Everton hold talks over investment offer

Everton have confirmed they have had talks with a London-based consortium over investment into the newly-qualified Champions League club.

Everton have confirmed they have had talks with a London-based consortium over investment into the newly-qualified Champions League club.

The Premier League’s fourth placed outfit have been involved in talks with several interested parties in the past months, and it is believed that a group led by former Tottenham director Howard Shore is not considered a ’hostile’ approach.

Everton chief executive Keith Wyness said today: “There have been some preliminary talks. But we have talked to several parties and always have an open mind about such things.

“We obviously have a duty to look seriously at any offers that come along.”

This approach comes from Shore’s group little over a year after he resigned as a Spurs director following a disagreement with chairman Daniel Levy over plans for a rights issue.

The Daily Telegraph reports that Shore’s interest in Everton came about when he was introduced to agent Jon Smith by Jonathan Metliss, who is a friend of Shore’s and also Smith’s lawyer. Crucially, Smith is also a friend of Everton chairman Bill Kenwright.

The Shore consortium includes Everton fan and London media man Keith Young, and the club would almost certainly see it as a welcome involvement rather than some recent moves to buy into the Goodison Park set-up that would be seen as putting pressure on Kenwright’s position as owner and chairman.

There have been suggestions that director Paul Gregg – a long standing opponent of Kenwright’s – has been approached by Chester chairman Stephen Vaughan to buy shares.

Gregg has denied such a move but Vaughan has confirmed he has been involved in talks, and would need around £8m (€11.8m) to buy the 23.2% stage that Gregg holds.

For much of last season, following last summer’s boardroom rumpus and power battle between Kenwright and Gregg, there have been moves to involve a Geneva-based group the Fortress Sports Fund, who claimed to be prepared to inject £12m (€17.8m) into the club with a potential for more in return for a stake in the Merseysiders.

But although there have been many promises, that money has not arrived in Everton’s bank account amid claims that the Fund wanted total support for their move before releasing the cash which they insist is in place.

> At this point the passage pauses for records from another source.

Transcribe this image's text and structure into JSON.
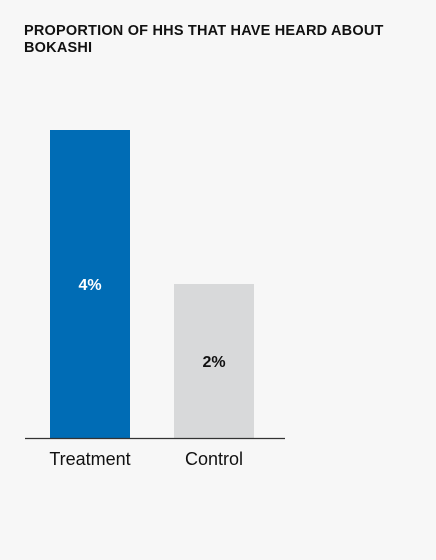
{
  "chart_data": {
    "type": "bar",
    "title": "PROPORTION OF HHS THAT HAVE HEARD ABOUT BOKASHI",
    "categories": [
      "Treatment",
      "Control"
    ],
    "values": [
      4,
      2
    ],
    "value_labels": [
      "4%",
      "2%"
    ],
    "unit": "%",
    "colors": [
      "#006cb5",
      "#d8d9da"
    ],
    "label_colors": [
      "#ffffff",
      "#111111"
    ],
    "xlabel": "",
    "ylabel": "",
    "ylim": [
      0,
      4
    ],
    "grid": false,
    "legend": "none"
  }
}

That deal was set up by Kenwright and was not greeted with wholesale support from Gregg, hence the failure for the cash to find it’s way into Everton’s hands. That deal has slipped quietly into the background.

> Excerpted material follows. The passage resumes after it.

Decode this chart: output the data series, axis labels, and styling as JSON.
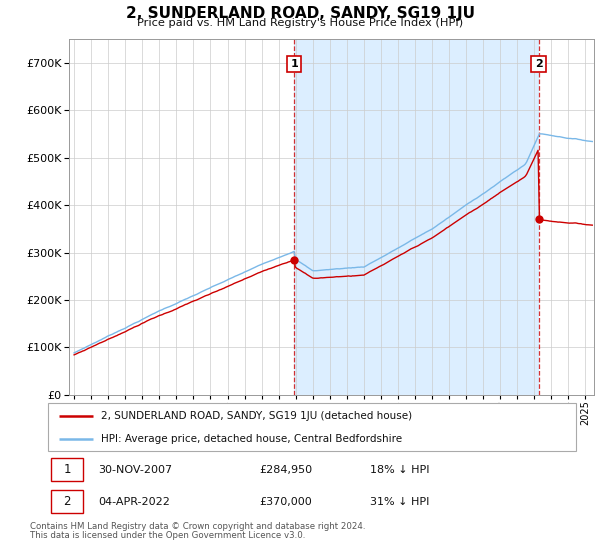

It has been believed for some time that Gregg would like to sell his family stake -- held jointly with wife Anita – of around 8,000 shares, because although he can publicly question the running of the club he cannot break the majority control that Kenwright and deputy chairman Jon Woods have at Goodison.

But since Everton’s return to Europe and the cash rewards that will bring, Kenwright is under nowhere near as much pressure to sell or allow outside investment as he was last summer.

Then Everton were almost ripped apart by a summer of discontent, which even threatened the future of boss David Moyes. But the performances on the pitch have left Kenwright in a rock-solid position and able to pick and choose any new investment partners.

Everton are expected to make a profit this year and Moyes has been given money to spend in the transfer market. He has already bought Simon Davies and has bids in for Mikel Arteta, Mikael Forssell and Scott Parker.

Forssell is expected on Merseyside for a medical and talks on personal terms when he has completed international duty with Finland this week, but the Parker deal is nowhere near as close to completion.

Everton have made £12m (€17.8m) already following their Premier League success from TV and merit money, and could add over £20m (€29.6m) if they reach the Champions League group stages.

Moyes and his team have transformed the club financially and given Kenwright as much breathing space as he needs, so he does not have to chase cash from investors who would eventually weaken his control of the club.

Shore’s group, say Everton sources, are considered to be a friendly involvement which would add more cash to the previously impoverished club while also backing and strengthening Kenwright’s control.